Pero quiero terminar este post con una historia más o menos reciente.
En 2016 visité el Disneyland de los aficionados al futbol americano: el Salón de la Fama en Canton, Ohio. Fue una cosa improvisada, y se la debo al grupo de fans de Steelers con el que viajé en aquella ocasión: rentaron una camioneta, y mi hermano y yo, ambos Cowboys, nos enrolamos en este mini road-trip de 2+ horas a lo que llaman el “Recinto de los Inmortales”. Hacía mucho frío.
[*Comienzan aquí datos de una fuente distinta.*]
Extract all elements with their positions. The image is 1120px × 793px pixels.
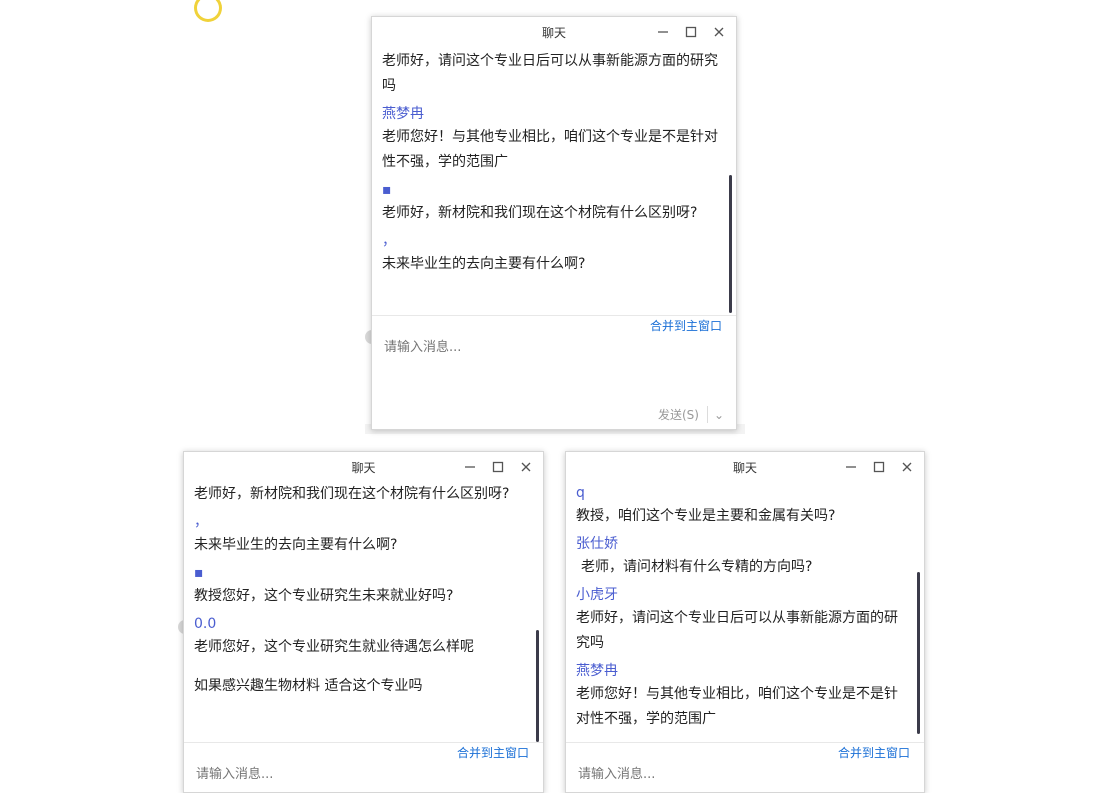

Vi cosas increíbles, al menos increíbles para mí. Los jerseys de Marcus Allen y Lynn Swann. Los lentes de Erick Dickerson. El casco de Jerry Rice. El sombrero de Tom Landry. Pero me quedé en especial con una frase escrita sobre un muro rojo que se atribuye a Walter Jones de los Seahawks de Seattle:
El futbol me ha enseñado a ser responsable. A tomar la responsabilidad ante tus compañeros de equipo, tu familia, tu seguidores y a ti mismo.
Aquel fue un gran viaje. Ir a Canton fue, no sé, como una improbable peregrinación.
Para algunos el futbol es una religión. Para mí es vida. Y es que el futbol me enseñó a ser yo mismo. Y nunca terminaré de agradecérselo.
El problema no es cometer el castigo, sino que te vean los árbitros cometiendo el castigo.
Este es un post de 2019; mi madre murió el 3 de febrero de 2023.
Ruy!! Que bella pregunta, ¿Qué seríamos sin el amor que nos dieron? Te comparto que para mí fue la danza, el ballet el que me llevó al fondo y me enseñó que no hay que tenerle tanto y que desde el fondo ya solo te queda subir... Gracias por tu texto, muchas gracias.
No soy fan del americano, pero, carajo, amo muy cabrón tus textos, lo que transmiten y siempre hay algo que me hará soltar la lágrima. Grande, Ruy.